Chicken

Step-by-Step Guide to Make Perfect Yakitori (Japanese-Style Satay)

  • By Margaret Harris
  • 04 Aug, 2020
Step-by-Step Guide to Make Perfect Yakitori (Japanese-Style Satay)
Step-by-Step Guide to Make Perfect Yakitori (Japanese-Style Satay)

Hey everyone, it’s Clark, I hope you are having an amazing day. Today I will show you how to make a special dish, Yakitori (Japanese-Style Satay). It is one of my favourite food recipe, this time i will make it a little bit tasty. This will be smell and look delicious.

Yakitori (Japanese-Style Satay) Recipe.

You can have Yakitori (Japanese-Style Satay) using 4 ingredients and 5 steps. Here is how you cook it.

Ingredients of Yakitori (Japanese-Style Satay)

  1. It’s 250 gr of chicken tenders (you can also use boneless chicken breast or boneless thigh fillets).
  2. Take 1 tbsp of oil (more if needed.
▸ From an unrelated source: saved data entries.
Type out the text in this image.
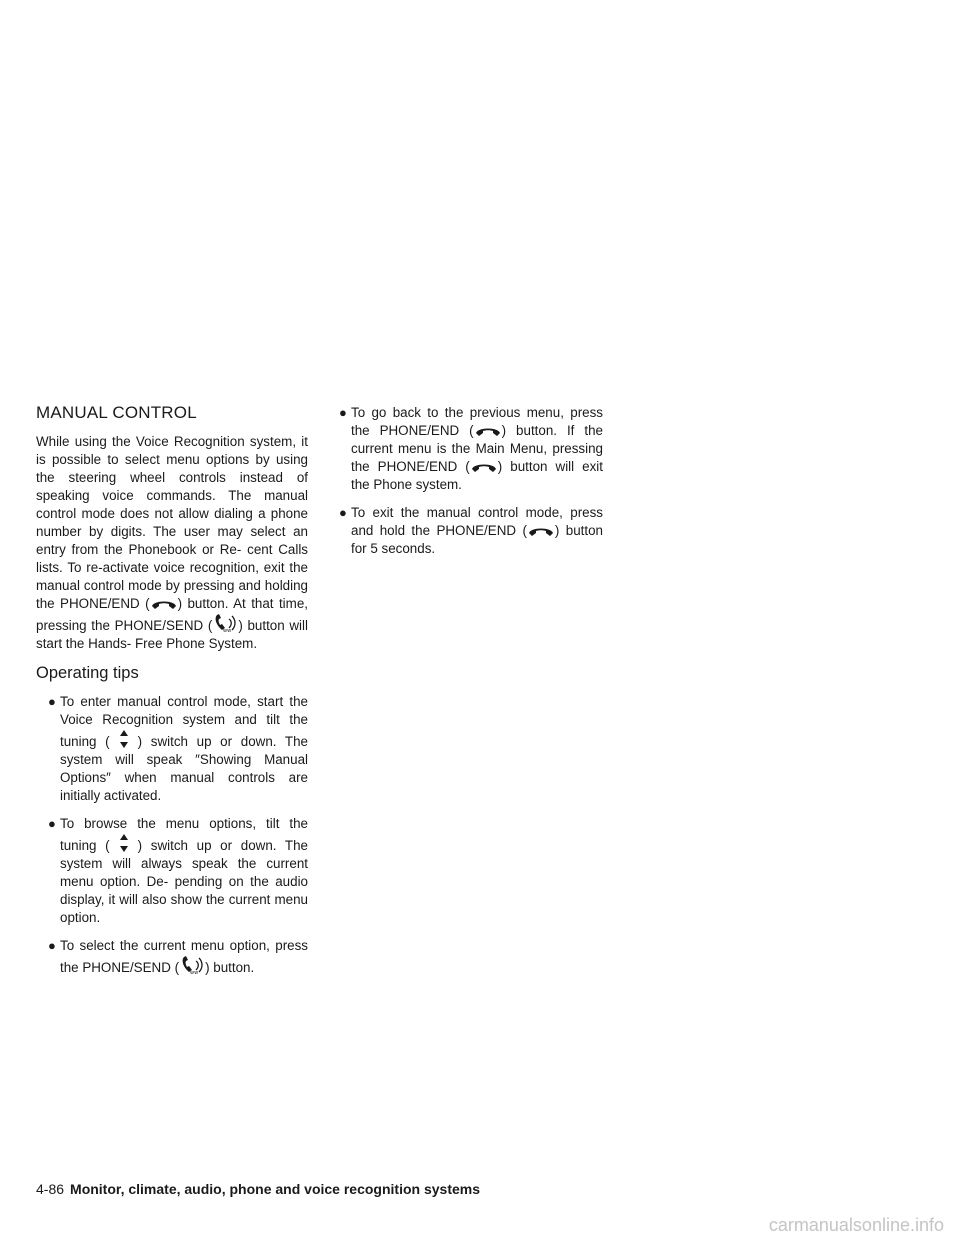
MANUAL CONTROL

While using the Voice Recognition system, it is possible to select menu options by using the steering wheel controls instead of speaking voice commands. The manual control mode does not allow dialing a phone number by digits. The user may select an entry from the Phonebook or Re- cent Calls lists. To re-activate voice recognition, exit the manual control mode by pressing and holding the PHONE/END ( ) button. At that time, pressing the PHONE/SEND ( ww ) button will start the Hands- Free Phone System.

Operating tips
● To enter manual control mode, start the Voice Recognition system and tilt the tuning ( ) switch up or down. The system will speak ″Showing Manual Options″ when manual controls are initially activated.
● To browse the menu options, tilt the tuning ( ) switch up or down. The system will always speak the current menu option. De- pending on the audio display, it will also show the current menu option.
● To select the current menu option, press the PHONE/SEND ( ww ) button.
● To go back to the previous menu, press the PHONE/END ( ) button. If the current menu is the Main Menu, pressing the PHONE/END ( ) button will exit the Phone system.
● To exit the manual control mode, press and hold the PHONE/END ( ) button for 5 seconds.
4-86 Monitor, climate, audio, phone and voice recognition systems
carmanualsonline.info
Usually I use 1 tsp first and add more if necessary).
  3. You need 1-2 of leeks.
  4. Take of For the sauce: 60 ml shoyu (I prefer less salted version). 60 ml mirin (or grape/apple juice), 1.5 tbsp sugar.

Yakitori (Japanese-Style Satay) instructions

  1. Cube chicken tenders. Slice leeks to 1-1.5cm width. Skewer them and set aside. (I put them in the fridge for a bit).
  2. Heat shoyu, mirin, sugar in a pan in low setting. Stir until sugar dissolves. Let simmer for about 5 minutes..
  3. You can cool it and keep it in the fridge for about a week. Or use it right away..
  4. Pour oil into a pan. Pour shoyu mixture to the satays, just enough to coat them. Use medium heat. Rotate the satays and pour more shoyu mixture, about 1 tsp per batch of four or five..
  5. Cover the pan and lower the heat. When the sauce is bubbly, rotate the satays. When the sauce is caramelized, yakitori is ready!.